Fig. shows the variation of stopping potential `V_0` with the frequency v of the incident radiation for two photosensitive metal P and Q:
(i) Explain which metal has smaller threshold wavelength

(ii) Explain, giving reason, which metal emits photoelectrons having smaller kinetic energy, for the same wavelength of incident radiation.
(iii) If the distance between the light source and metal P is doubled, how will the stopping potential change.

(i) Threshold wavelength,
`lambda_0=c/(v_0) or lambda_0prop 1/(v_0)`
`:. ((lambda_0)_P)/((lambda_0)_Q)=((V_0)_Q)/((V_0)_P)gt1 [:' (V_0)_Qgt(V_0)_P]`
So, `(lambda_0)_P gt (lambda_0)_Q or (lambda_0)_Q lt (lambda_0)_P`
It mens metal Q has smaller threshold wavelength.
(ii) From Einstein's photoelectric equation
`K.E. =(hc)/lambda-(hc)/(lambda_0)`
For given value of `lambda, (hc//lambda)` is constant. From above relation, we note that if `lambda_0` is small, then K.E. emitted is small.
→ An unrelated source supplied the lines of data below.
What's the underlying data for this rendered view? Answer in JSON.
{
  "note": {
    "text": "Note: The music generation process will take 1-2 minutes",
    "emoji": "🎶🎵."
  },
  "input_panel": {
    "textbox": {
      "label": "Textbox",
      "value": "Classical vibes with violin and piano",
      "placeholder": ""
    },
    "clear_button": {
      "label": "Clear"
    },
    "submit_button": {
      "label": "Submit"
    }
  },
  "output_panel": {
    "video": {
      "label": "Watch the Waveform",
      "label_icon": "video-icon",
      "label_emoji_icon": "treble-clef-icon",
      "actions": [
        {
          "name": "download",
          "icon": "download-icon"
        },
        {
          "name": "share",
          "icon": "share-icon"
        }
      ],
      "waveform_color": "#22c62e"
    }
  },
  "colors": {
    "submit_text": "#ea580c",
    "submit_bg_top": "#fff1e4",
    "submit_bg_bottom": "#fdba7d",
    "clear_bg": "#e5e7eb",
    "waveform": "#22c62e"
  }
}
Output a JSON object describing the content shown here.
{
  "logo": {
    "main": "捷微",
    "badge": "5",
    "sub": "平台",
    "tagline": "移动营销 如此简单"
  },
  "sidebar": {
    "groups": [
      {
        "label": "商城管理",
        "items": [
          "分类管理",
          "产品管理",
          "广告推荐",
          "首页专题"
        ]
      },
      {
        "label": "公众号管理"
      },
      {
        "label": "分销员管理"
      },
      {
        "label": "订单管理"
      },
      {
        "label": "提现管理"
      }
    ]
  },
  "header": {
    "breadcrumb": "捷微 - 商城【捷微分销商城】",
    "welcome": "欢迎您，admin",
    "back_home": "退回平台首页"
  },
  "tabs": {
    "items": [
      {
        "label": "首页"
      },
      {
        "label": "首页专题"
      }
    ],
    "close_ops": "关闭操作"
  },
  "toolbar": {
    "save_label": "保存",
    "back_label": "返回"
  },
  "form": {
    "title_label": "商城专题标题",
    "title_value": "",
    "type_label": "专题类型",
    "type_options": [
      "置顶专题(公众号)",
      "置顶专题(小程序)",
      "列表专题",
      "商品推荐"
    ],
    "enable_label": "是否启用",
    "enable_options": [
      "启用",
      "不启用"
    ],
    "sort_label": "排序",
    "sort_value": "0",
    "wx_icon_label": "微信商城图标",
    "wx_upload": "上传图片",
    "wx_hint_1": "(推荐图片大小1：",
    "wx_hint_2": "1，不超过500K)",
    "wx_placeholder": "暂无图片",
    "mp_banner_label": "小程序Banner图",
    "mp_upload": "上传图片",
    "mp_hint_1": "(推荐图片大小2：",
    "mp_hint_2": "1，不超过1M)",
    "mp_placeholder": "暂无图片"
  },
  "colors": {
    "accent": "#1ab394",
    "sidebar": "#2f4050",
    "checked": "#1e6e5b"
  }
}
Thus metal Q with smaller `lambda_0` will emit photoelectrons of smaller K.E.
(iii) If the distance between light source and metal P is doubled then intensity of light becomes one-fourth (as `Iprop1//r^2`)but depends upon the frequency of the incident light, hence, Stopping potential of metal plate P remains unchanged by changing the distance between source of light and metal plate.